- As AI tools have advanced, some have wondered if the technology will one day replace screenwriters.
- AI is one of the unresolved issues that has led the WGA to strike, but ChatGPT isn't ready for prime time.
Screenwriters are furious about AI potentially having a writing credit on your favorite show — but the technology isn't ready for prime time just yet, if our latest "Succession"-related experiment is any proof of its capabilities.
Earlier this month, more than 11,000 film and TV screenwriters went on strike after the Writers Guild of America was unable to agree on a labor contract with the Alliance of Motion Picture and Television Producers.
Writers who are part of the guild walked out mainly to fight for better wages and fair practices amid the rise of streaming giants. However, they are also demanding guardrails around the use of AI, as they worry the tech may suppress their wages and potentially take their jobs in future.
To see if AI could actually do the job of a screenwriter, Insider asked OpenAI's ChatGPT Plus to write a hypothetical scene from the series finale of HBO series "Succession."
Since ChatGPT isn't trained on public data after 2021, Insider prompted the AI chatbot to predict what happens in the finale after feeding it summaries of season four's first six episodes.
The bot predicted that by the end of the season, the Roy children would have control of the fictional media conglomerate Way star Royco. Next, Insider asked ChatGPT to write a scene from the finale based on that prediction.
The result? A straight-forward, happy ending with overly earnest dialogue — a total departure with the rest of the show. The full script is available below.
Screenwriters say the AI-script is 'pure drivel': 'They're all too nice'
To see what experts thought, we sent the scene over to screenwriters and screenwriting professors. They were dumbfounded by the AI-generated script.
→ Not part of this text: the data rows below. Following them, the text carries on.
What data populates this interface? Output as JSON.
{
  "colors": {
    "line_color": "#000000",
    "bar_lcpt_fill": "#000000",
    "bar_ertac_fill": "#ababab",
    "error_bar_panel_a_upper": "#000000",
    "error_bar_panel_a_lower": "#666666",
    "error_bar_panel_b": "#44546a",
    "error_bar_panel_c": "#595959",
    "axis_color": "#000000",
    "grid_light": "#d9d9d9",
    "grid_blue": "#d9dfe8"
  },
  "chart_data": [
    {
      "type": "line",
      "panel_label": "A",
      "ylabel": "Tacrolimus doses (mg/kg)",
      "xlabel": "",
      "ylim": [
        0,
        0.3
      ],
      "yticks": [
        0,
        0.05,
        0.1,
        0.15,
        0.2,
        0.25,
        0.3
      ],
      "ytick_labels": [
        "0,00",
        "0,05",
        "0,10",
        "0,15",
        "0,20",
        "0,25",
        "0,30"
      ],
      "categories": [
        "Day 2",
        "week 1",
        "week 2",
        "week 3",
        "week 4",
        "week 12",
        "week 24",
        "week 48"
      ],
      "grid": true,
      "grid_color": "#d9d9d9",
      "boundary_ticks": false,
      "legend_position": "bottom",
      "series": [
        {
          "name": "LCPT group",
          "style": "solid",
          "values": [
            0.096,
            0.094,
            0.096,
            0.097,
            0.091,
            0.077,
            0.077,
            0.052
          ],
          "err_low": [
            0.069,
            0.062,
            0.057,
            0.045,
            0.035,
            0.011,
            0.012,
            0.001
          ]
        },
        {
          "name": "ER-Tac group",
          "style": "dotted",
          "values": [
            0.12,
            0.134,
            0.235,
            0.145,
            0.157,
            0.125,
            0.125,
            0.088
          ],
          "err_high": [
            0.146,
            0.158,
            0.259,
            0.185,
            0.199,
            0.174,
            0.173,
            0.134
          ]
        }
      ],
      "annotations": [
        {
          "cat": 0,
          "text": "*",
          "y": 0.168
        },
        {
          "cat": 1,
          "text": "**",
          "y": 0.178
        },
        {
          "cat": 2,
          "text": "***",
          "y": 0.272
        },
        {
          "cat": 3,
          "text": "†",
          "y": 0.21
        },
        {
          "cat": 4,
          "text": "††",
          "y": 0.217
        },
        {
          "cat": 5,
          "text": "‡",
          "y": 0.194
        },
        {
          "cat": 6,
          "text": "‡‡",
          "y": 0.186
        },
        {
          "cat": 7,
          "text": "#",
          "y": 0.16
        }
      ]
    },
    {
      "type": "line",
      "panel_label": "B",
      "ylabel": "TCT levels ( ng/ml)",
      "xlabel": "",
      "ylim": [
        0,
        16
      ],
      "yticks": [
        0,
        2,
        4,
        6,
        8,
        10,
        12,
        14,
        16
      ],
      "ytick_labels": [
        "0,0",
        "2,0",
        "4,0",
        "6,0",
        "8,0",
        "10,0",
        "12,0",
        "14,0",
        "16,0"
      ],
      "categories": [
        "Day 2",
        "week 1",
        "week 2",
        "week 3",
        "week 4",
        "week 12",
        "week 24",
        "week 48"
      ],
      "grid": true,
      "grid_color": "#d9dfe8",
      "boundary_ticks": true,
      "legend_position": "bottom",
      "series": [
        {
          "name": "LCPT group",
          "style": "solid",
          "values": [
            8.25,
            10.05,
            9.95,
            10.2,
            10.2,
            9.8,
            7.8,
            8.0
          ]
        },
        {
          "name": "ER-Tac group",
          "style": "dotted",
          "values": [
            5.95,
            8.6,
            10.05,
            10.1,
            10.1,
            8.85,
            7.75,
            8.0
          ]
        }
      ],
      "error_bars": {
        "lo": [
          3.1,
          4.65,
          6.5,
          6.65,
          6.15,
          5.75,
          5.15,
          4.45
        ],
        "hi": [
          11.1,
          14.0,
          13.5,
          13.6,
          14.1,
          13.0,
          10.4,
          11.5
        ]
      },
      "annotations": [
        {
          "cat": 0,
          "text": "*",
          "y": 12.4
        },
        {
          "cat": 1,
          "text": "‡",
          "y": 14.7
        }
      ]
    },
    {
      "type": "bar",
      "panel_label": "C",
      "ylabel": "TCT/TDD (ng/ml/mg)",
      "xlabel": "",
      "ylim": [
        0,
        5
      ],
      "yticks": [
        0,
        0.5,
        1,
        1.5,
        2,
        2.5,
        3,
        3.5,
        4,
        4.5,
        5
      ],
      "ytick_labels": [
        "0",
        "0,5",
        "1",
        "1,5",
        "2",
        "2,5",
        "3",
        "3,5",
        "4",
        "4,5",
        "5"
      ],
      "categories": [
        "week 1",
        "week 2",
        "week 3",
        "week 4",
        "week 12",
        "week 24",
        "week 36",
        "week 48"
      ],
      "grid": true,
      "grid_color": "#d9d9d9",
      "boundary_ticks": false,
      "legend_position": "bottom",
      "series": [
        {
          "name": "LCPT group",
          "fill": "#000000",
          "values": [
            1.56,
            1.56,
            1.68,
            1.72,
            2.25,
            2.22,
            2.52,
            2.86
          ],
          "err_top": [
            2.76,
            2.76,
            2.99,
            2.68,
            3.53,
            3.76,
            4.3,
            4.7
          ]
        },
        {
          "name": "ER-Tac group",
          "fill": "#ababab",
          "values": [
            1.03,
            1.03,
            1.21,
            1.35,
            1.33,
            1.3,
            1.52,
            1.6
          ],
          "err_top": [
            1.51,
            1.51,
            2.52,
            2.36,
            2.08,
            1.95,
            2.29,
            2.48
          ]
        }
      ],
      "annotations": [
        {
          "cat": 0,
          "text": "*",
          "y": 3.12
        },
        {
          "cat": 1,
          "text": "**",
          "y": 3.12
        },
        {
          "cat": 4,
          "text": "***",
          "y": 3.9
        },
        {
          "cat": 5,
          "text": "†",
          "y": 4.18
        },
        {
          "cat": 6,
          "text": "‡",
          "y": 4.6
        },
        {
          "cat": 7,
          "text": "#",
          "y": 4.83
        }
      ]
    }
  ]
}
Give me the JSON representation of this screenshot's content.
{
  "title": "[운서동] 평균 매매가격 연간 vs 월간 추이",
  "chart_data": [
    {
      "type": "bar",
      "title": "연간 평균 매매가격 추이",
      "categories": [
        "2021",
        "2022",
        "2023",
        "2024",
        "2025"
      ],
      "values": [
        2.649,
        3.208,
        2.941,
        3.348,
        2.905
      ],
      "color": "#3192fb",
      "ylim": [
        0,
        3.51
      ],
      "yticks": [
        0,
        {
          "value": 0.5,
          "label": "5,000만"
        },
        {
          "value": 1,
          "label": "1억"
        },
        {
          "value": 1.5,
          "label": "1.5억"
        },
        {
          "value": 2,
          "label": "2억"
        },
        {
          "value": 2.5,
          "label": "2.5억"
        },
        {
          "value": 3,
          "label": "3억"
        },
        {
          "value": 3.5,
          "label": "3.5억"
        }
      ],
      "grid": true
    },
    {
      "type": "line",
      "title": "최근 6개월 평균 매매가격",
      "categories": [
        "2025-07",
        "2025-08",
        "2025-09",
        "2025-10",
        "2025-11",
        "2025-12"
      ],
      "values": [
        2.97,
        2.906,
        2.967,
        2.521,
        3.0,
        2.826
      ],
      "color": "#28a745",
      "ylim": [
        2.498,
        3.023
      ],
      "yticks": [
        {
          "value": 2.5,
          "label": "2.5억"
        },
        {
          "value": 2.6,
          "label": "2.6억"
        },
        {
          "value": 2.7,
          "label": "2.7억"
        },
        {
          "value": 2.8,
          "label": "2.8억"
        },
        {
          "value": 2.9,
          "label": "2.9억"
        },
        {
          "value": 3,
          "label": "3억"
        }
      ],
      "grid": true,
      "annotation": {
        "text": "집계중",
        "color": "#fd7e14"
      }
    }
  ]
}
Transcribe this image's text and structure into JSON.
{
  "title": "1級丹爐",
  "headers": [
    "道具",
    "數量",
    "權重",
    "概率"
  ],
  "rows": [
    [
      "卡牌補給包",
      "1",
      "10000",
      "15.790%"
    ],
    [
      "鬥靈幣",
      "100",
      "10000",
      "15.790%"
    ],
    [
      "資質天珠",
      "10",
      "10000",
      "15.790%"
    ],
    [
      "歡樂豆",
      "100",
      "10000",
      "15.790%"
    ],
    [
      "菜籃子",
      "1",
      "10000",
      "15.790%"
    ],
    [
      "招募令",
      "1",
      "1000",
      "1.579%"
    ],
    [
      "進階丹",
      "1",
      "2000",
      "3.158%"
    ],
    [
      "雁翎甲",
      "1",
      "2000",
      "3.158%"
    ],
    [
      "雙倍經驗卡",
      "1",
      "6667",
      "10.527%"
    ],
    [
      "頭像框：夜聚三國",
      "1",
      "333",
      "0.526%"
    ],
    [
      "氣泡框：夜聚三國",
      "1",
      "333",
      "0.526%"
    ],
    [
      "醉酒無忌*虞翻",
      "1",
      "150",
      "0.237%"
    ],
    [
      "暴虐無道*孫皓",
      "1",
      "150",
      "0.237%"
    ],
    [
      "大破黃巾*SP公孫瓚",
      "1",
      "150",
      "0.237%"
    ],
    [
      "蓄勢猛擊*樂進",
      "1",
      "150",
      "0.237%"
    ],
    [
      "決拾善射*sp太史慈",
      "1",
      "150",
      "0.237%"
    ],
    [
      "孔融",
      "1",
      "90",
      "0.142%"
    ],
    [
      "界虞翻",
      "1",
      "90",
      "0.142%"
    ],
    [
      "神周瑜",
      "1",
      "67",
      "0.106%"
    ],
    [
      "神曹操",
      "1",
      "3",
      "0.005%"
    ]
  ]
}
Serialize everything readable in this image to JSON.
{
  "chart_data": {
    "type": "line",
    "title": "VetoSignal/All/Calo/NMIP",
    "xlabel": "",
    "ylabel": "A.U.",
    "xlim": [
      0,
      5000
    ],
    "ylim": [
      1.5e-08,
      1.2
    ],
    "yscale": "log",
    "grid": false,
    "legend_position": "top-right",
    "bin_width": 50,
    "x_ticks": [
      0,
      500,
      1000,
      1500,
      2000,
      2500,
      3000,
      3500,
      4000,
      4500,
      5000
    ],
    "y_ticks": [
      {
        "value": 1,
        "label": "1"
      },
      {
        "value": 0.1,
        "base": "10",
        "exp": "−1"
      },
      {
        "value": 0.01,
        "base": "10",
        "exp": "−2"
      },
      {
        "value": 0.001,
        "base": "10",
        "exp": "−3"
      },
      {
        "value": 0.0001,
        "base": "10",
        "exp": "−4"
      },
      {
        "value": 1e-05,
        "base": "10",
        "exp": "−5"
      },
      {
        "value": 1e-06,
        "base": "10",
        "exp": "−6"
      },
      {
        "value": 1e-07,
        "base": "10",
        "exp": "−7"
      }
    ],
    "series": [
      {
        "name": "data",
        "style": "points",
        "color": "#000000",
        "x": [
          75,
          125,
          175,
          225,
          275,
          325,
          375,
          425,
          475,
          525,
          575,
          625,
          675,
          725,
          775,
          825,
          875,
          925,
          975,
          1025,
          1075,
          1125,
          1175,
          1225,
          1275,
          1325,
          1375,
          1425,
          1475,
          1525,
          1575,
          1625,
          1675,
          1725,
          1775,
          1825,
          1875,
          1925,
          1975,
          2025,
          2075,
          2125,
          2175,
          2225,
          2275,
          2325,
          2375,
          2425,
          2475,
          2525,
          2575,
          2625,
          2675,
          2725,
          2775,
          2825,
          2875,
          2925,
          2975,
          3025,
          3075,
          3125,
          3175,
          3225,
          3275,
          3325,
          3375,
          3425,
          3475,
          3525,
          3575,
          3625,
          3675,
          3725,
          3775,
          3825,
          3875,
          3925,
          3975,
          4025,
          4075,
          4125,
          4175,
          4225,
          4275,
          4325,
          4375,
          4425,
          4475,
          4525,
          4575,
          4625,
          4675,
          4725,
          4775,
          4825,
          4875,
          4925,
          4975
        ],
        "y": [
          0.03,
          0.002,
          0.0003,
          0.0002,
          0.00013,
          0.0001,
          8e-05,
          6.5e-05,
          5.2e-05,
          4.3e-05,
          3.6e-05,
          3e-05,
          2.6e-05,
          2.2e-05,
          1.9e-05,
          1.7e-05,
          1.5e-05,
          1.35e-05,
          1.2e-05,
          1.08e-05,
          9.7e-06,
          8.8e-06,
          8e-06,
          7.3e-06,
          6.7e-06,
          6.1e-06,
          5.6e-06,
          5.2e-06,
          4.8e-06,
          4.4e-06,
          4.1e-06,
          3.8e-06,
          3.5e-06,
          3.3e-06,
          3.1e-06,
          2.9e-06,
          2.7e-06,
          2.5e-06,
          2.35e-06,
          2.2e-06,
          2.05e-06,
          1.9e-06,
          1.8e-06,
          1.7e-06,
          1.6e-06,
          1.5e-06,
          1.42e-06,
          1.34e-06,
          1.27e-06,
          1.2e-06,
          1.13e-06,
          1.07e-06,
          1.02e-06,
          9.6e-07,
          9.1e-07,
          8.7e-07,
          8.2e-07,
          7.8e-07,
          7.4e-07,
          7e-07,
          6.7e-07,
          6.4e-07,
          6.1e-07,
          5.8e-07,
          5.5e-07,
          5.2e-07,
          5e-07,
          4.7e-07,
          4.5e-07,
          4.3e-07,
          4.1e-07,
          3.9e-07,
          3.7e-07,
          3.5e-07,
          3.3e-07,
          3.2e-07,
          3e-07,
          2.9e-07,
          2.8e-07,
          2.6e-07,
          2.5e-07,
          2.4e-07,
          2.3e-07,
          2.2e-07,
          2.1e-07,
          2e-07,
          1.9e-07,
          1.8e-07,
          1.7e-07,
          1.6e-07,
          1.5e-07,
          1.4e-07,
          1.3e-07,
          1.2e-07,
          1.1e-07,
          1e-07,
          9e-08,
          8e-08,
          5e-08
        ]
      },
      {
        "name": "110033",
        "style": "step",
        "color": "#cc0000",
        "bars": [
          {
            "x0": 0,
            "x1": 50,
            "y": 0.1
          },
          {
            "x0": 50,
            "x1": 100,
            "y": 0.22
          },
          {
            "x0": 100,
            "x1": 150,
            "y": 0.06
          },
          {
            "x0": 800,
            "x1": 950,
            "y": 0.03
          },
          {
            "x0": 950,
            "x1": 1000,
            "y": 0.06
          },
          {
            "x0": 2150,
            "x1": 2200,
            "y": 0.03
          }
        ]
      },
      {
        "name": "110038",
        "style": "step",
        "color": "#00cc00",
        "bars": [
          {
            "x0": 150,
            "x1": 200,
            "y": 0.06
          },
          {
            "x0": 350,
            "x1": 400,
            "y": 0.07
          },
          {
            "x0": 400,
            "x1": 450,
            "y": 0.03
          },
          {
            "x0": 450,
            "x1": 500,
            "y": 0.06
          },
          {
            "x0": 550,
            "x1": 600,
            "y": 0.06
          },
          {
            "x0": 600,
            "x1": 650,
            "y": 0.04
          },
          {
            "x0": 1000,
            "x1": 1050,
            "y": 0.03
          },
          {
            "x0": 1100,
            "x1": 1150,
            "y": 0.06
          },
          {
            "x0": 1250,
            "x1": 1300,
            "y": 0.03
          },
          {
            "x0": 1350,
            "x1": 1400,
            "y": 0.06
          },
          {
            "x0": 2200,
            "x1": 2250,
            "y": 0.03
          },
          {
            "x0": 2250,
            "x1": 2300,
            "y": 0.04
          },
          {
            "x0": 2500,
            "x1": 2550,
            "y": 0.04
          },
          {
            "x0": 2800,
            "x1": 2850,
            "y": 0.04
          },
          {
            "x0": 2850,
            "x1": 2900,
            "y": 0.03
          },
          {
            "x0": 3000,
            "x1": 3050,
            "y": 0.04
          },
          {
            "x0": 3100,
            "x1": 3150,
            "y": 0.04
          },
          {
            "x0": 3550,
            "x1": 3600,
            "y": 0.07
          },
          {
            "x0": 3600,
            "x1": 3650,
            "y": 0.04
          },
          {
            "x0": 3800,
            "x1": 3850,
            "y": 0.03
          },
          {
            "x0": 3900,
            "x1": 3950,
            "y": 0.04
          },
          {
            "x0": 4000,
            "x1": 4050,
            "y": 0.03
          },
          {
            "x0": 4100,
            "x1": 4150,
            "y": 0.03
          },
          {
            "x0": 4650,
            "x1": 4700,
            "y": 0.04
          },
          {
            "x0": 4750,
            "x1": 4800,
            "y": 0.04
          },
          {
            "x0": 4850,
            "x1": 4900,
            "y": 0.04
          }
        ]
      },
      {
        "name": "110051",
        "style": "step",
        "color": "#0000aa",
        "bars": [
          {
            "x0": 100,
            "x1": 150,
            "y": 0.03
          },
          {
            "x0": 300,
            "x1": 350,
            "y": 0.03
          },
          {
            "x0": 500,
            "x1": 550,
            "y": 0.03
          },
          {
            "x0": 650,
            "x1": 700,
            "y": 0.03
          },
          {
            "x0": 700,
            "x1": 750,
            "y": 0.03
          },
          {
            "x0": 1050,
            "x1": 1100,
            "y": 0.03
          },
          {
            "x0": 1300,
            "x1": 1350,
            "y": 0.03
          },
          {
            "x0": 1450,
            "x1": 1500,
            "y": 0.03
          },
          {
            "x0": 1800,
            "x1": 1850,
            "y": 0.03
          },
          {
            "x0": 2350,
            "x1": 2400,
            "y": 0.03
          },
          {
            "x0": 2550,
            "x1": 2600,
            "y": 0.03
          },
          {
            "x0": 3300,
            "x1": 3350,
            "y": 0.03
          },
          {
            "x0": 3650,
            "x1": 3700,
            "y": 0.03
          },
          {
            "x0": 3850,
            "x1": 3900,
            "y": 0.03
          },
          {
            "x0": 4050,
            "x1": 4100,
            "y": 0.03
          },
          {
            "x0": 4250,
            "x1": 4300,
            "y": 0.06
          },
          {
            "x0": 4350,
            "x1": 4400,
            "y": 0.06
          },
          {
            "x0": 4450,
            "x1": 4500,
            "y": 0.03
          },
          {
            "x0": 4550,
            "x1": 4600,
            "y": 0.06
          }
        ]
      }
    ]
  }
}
Neil Landau, a screenwriting professor at the University of Georgia who wrote the book "The TV Showrunner's Roadmap: Creating Great Television in an On Demand World" and is a WGA member, told Insider that the script is "pure drivel" and "just god awful."
Landau, who called show "one of the best TV series on the air," said the quality of the script's writing is "terrible." He said it lacks "humor, irony, clever word play" and the show's signature "dysfunctional toxic, twisted transactional family power dynamics."
The most striking difference, he said, is how the AI-generated script contains "zero subtext," which he said "Succession" excels at.
"None of the character's voices rings true," Landau said. "Frankly, they're all too nice and straightforward."
If the "completely ridiculous" script were how the show actually ended, there would be "massive fan backlash," he said.
Oliver Thornton, an Emmy-winning screenwriter who is not part of the WGA, agreed with Landau.
"One of the most glaring mistakes is that many of these characters are saying exactly what they are feeling, which results in dialogue that is extremely clunky and 'on the nose,'" the writer-turned-screenwriting professor at the University of Michigan told Insider.
Thorton also said that the script doesn't "play against audience expectations for what is going to happen," which he said is "what makes a show like 'Succession' so compelling." Generating a scene solely based on what's available on the internet, he said, "strips" the characters "of their complexity."
"To me, this is indicative of everything wrong with the idea of AI-generated screenwriting and the pitfalls that come with it," Thornton said.
Jim Burnstein, another screenwriting professor at the University of Michigan and a WGA member, told Insider the script is "really insulting" and "should be off the table right away."
"A bunch of monkeys" can write "Hamlet" better than ChatGPT can write "Succession," he added.
"This scene is one for the garbage can," Landau said. "Burn it."